00:00 Oui c'est vrai, je fais énormément de sport, je ne bois quasi pas, enfin rarement, je ne fume pas,
00:06 donc j'étais le premier à être étonné que ça vienne justement s'installer dans ma gorge.
00:09 C'est un ganglion, l'apparition d'un ganglion qui vous a alerté,
00:12 et presque tant mieux que ce ganglion soit apparu.
00:16 Parce que si je n'avais pas eu ce ganglion, je ne m'en serais pas rendu compte,
00:19 j'étais en pleine forme, je ne sentais rien, pas de problème de gorge, rien du tout.
00:24 Pas de fatigue particulière.
00:25 Vraiment, encore deux jours avant l'opération, j'ai encore été courir 12 km,
00:30 donc j'étais en pleine forme, c'est pour ça que je me sentais,
00:32 je voyais ça vraiment comme une injustice, parce que je me sentais très bien,
00:35 mais à côté de ça, j'étais en fait malade.
00:37 Et oui, heureusement que ce ganglion est apparu, parce que je ne m'en serais jamais rendu compte.
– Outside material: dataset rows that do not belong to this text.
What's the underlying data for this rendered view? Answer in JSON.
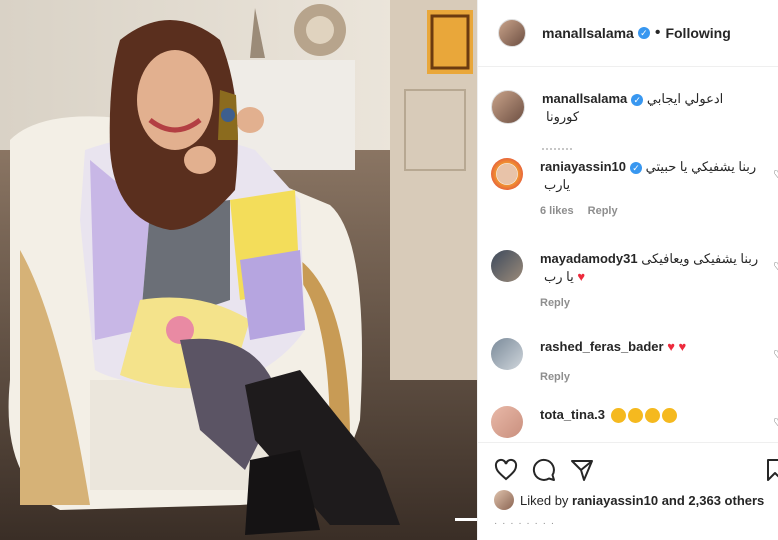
{
  "post": {
    "author": "manallsalama",
    "follow_state": "Following",
    "caption": "ادعولي ايجابي كورونا",
    "likes_text": "Liked by",
    "likes_user": "raniayassin10",
    "likes_rest": "and 2,363 others"
  },
  "comments": [
    {
      "user": "raniayassin10",
      "verified": true,
      "text": "ربنا يشفيكي يا حبيتي يارب",
      "likes": "6 likes",
      "reply": "Reply"
    },
    {
      "user": "mayadamody31",
      "verified": false,
      "text": "ربنا يشفيكى ويعافيكى يا رب",
      "reply": "Reply"
    },
    {
      "user": "rashed_feras_bader",
      "verified": false,
      "text": "",
      "reply": "Reply"
    },
    {
      "user": "tota_tina.3",
      "verified": false,
      "text": ""
    }
  ],
  "icons": {
    "like": "heart-icon",
    "comment": "comment-icon",
    "share": "paper-plane-icon",
    "save": "bookmark-icon",
    "verified": "verified-badge-icon"
  },
  "colors": {
    "accent": "#3897f0",
    "heart": "#ed2a3c",
    "muted": "#8e8e8e"
  }
}
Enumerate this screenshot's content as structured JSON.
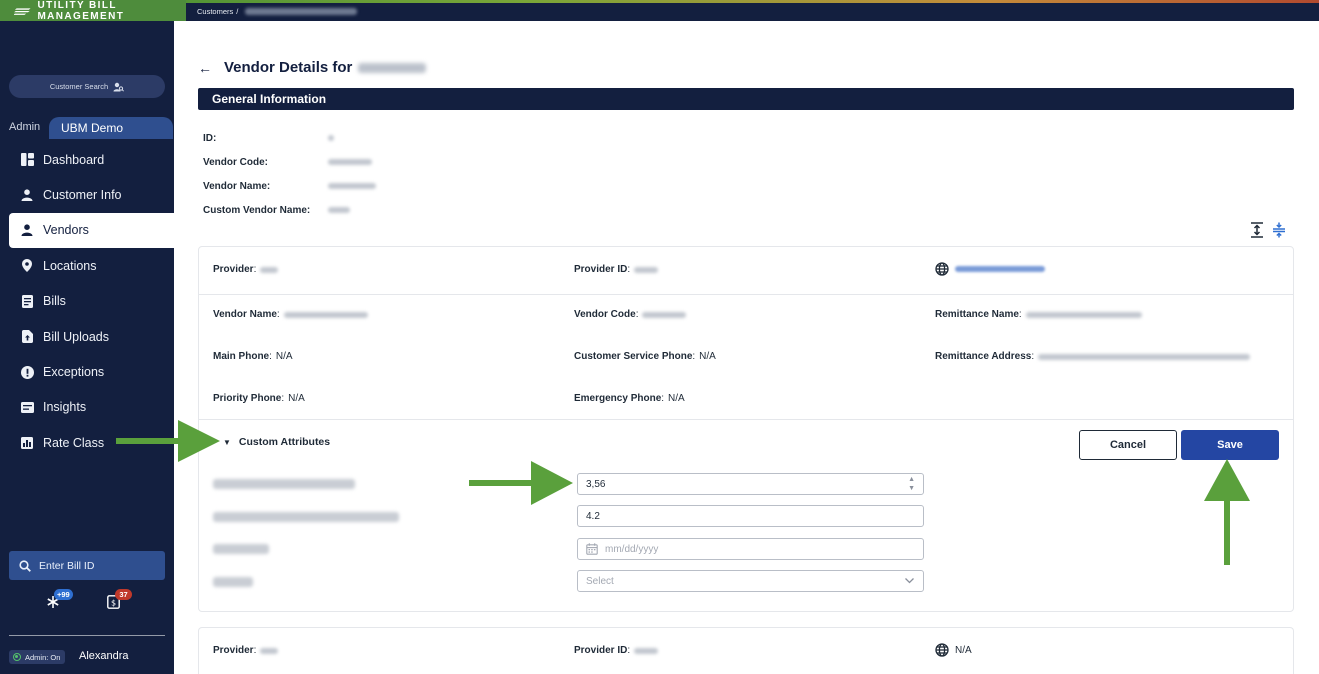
{
  "app": {
    "brand": "UTILITY BILL MANAGEMENT",
    "breadcrumb_root": "Customers",
    "breadcrumb_sep": "/"
  },
  "sidebar": {
    "customer_search": "Customer Search",
    "role_admin": "Admin",
    "role_ubm": "UBM Demo",
    "items": [
      {
        "label": "Dashboard",
        "icon": "dashboard-icon"
      },
      {
        "label": "Customer Info",
        "icon": "person-icon"
      },
      {
        "label": "Vendors",
        "icon": "person-icon",
        "active": true
      },
      {
        "label": "Locations",
        "icon": "location-pin-icon"
      },
      {
        "label": "Bills",
        "icon": "bill-icon"
      },
      {
        "label": "Bill Uploads",
        "icon": "upload-icon"
      },
      {
        "label": "Exceptions",
        "icon": "exclamation-icon"
      },
      {
        "label": "Insights",
        "icon": "insights-icon"
      },
      {
        "label": "Rate Class",
        "icon": "rate-class-icon"
      }
    ],
    "bill_id_placeholder": "Enter Bill ID",
    "notif_asterisk_count": "+99",
    "notif_bills_count": "37",
    "admin_toggle": "Admin: On",
    "user_name": "Alexandra"
  },
  "main": {
    "back_arrow": "←",
    "title_prefix": "Vendor Details for",
    "general_info_header": "General Information",
    "general_info": [
      {
        "label": "ID:"
      },
      {
        "label": "Vendor Code:"
      },
      {
        "label": "Vendor Name:"
      },
      {
        "label": "Custom Vendor Name:"
      }
    ],
    "card1": {
      "provider_label": "Provider",
      "provider_id_label": "Provider ID",
      "vendor_name_label": "Vendor Name",
      "vendor_code_label": "Vendor Code",
      "remittance_name_label": "Remittance Name",
      "main_phone_label": "Main Phone",
      "main_phone_value": "N/A",
      "cs_phone_label": "Customer Service Phone",
      "cs_phone_value": "N/A",
      "remittance_address_label": "Remittance Address",
      "priority_phone_label": "Priority Phone",
      "priority_phone_value": "N/A",
      "emergency_phone_label": "Emergency Phone",
      "emergency_phone_value": "N/A",
      "colon": ":"
    },
    "custom_attributes": {
      "toggle_label": "Custom Attributes",
      "cancel_label": "Cancel",
      "save_label": "Save",
      "fee_value": "3,56",
      "fee_percent_value": "4.2",
      "date_placeholder": "mm/dd/yyyy",
      "select_placeholder": "Select"
    },
    "card2": {
      "provider_label": "Provider",
      "provider_id_label": "Provider ID",
      "website_value": "N/A"
    }
  },
  "colors": {
    "navy": "#131f3f",
    "brand_green": "#4e8c3c",
    "accent_blue": "#2446a3",
    "annotation_green": "#5aa03c"
  }
}
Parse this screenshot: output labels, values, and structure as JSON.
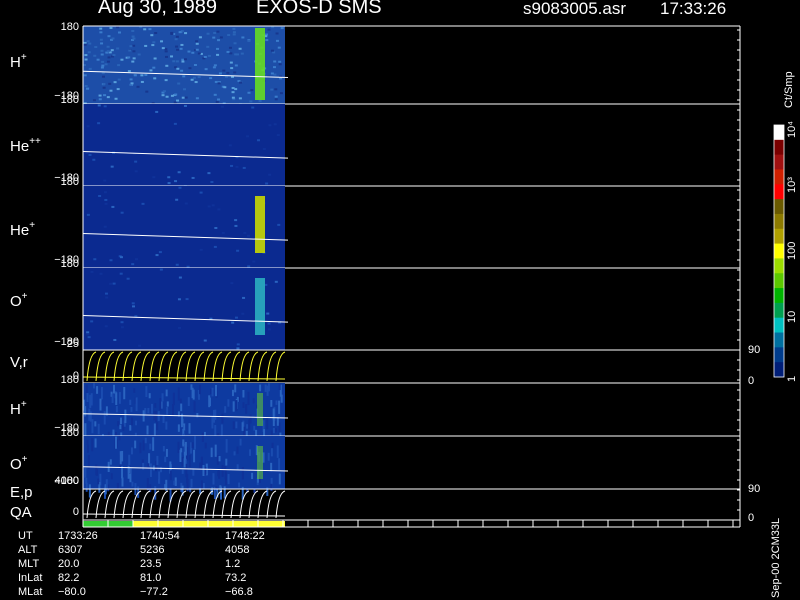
{
  "header": {
    "date": "Aug 30, 1989",
    "instrument": "EXOS-D SMS",
    "file": "s9083005.asr",
    "time": "17:33:26"
  },
  "colorbar": {
    "unit": "Ct/Smp",
    "ticks": [
      "10⁴",
      "10³",
      "100",
      "10",
      "1"
    ],
    "colors": [
      "#ffffff",
      "#7a0000",
      "#a01010",
      "#d02000",
      "#ff0000",
      "#6a5a00",
      "#8c7a00",
      "#b0a000",
      "#ffff00",
      "#9cdc00",
      "#5cc800",
      "#00b400",
      "#00a050",
      "#00c0c0",
      "#0070a0",
      "#003c8c",
      "#001e78"
    ]
  },
  "panels": [
    {
      "id": "hplus-pitch",
      "label": "H",
      "sup": "+",
      "ymax": "180",
      "ymin": "−180"
    },
    {
      "id": "heplusplus-pitch",
      "label": "He",
      "sup": "++",
      "ymax": "180",
      "ymin": "−180"
    },
    {
      "id": "heplus-pitch",
      "label": "He",
      "sup": "+",
      "ymax": "180",
      "ymin": "−180"
    },
    {
      "id": "oplus-pitch",
      "label": "O",
      "sup": "+",
      "ymax": "180",
      "ymin": "−180"
    },
    {
      "id": "vr",
      "label": "V,r",
      "sup": "",
      "ymax": "25",
      "ymin": "0",
      "rmax": "90",
      "rmin": "0"
    },
    {
      "id": "hplus-2",
      "label": "H",
      "sup": "+",
      "ymax": "180",
      "ymin": "−180"
    },
    {
      "id": "oplus-2",
      "label": "O",
      "sup": "+",
      "ymax": "180",
      "ymin": "−180"
    },
    {
      "id": "ep",
      "label": "E,p",
      "sup": "",
      "ymax": "4000",
      "ymin": "0",
      "rmax": "90",
      "rmin": "0"
    },
    {
      "id": "qa",
      "label": "QA",
      "sup": "",
      "ymax": "",
      "ymin": ""
    }
  ],
  "footer": {
    "rows": [
      {
        "name": "UT",
        "values": [
          "1733:26",
          "1740:54",
          "1748:22"
        ]
      },
      {
        "name": "ALT",
        "values": [
          "6307",
          "5236",
          "4058"
        ]
      },
      {
        "name": "MLT",
        "values": [
          "20.0",
          "23.5",
          "1.2"
        ]
      },
      {
        "name": "InLat",
        "values": [
          "82.2",
          "81.0",
          "73.2"
        ]
      },
      {
        "name": "MLat",
        "values": [
          "−80.0",
          "−77.2",
          "−66.8"
        ]
      }
    ],
    "version": "Sep-00 2CM33L"
  },
  "chart_data": {
    "type": "heatmap",
    "x_ut_ticks": [
      "1733:26",
      "1740:54",
      "1748:22"
    ],
    "qa_segments": [
      {
        "fraction": 0.25,
        "color": "#33cc33"
      },
      {
        "fraction": 0.75,
        "color": "#ffff33"
      }
    ],
    "panels": [
      {
        "label": "H+",
        "y_range": [
          -180,
          180
        ],
        "background": "#1d4ea8",
        "hot_band_color": "#66dd22"
      },
      {
        "label": "He++",
        "y_range": [
          -180,
          180
        ],
        "background": "#0b2a90"
      },
      {
        "label": "He+",
        "y_range": [
          -180,
          180
        ],
        "background": "#0b2a90",
        "hot_band_color": "#c8d800"
      },
      {
        "label": "O+",
        "y_range": [
          -180,
          180
        ],
        "background": "#0b2a90",
        "hot_band_color": "#2aaec0"
      },
      {
        "label": "V,r",
        "y_range": [
          0,
          25
        ],
        "right_range": [
          0,
          90
        ]
      },
      {
        "label": "H+",
        "y_range": [
          -180,
          180
        ],
        "background": "#0e3aa0"
      },
      {
        "label": "O+",
        "y_range": [
          -180,
          180
        ],
        "background": "#0e3aa0"
      },
      {
        "label": "E,p",
        "y_range": [
          0,
          4000
        ],
        "right_range": [
          0,
          90
        ]
      },
      {
        "label": "QA"
      }
    ]
  }
}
00:41 Vous avez été opéré deux fois déjà, fin janvier et début février,
00:45 pour retirer un ganglion qui faisait près de 5 cm.
00:47 Oui, 4,5 cm précisément, et il était légèrement fracturé,
00:52 donc la capsule qui l'entoure était un peu fracturée,
00:54 donc c'est pour ça qu'après ça, je vais subir 33 séances de radiothérapie,
00:59 assorties de 3 séances de chimiothérapie, pour être sûr de tout bien enlever.
01:04 Et vous vous préparez à ça comme à un défi sportif ?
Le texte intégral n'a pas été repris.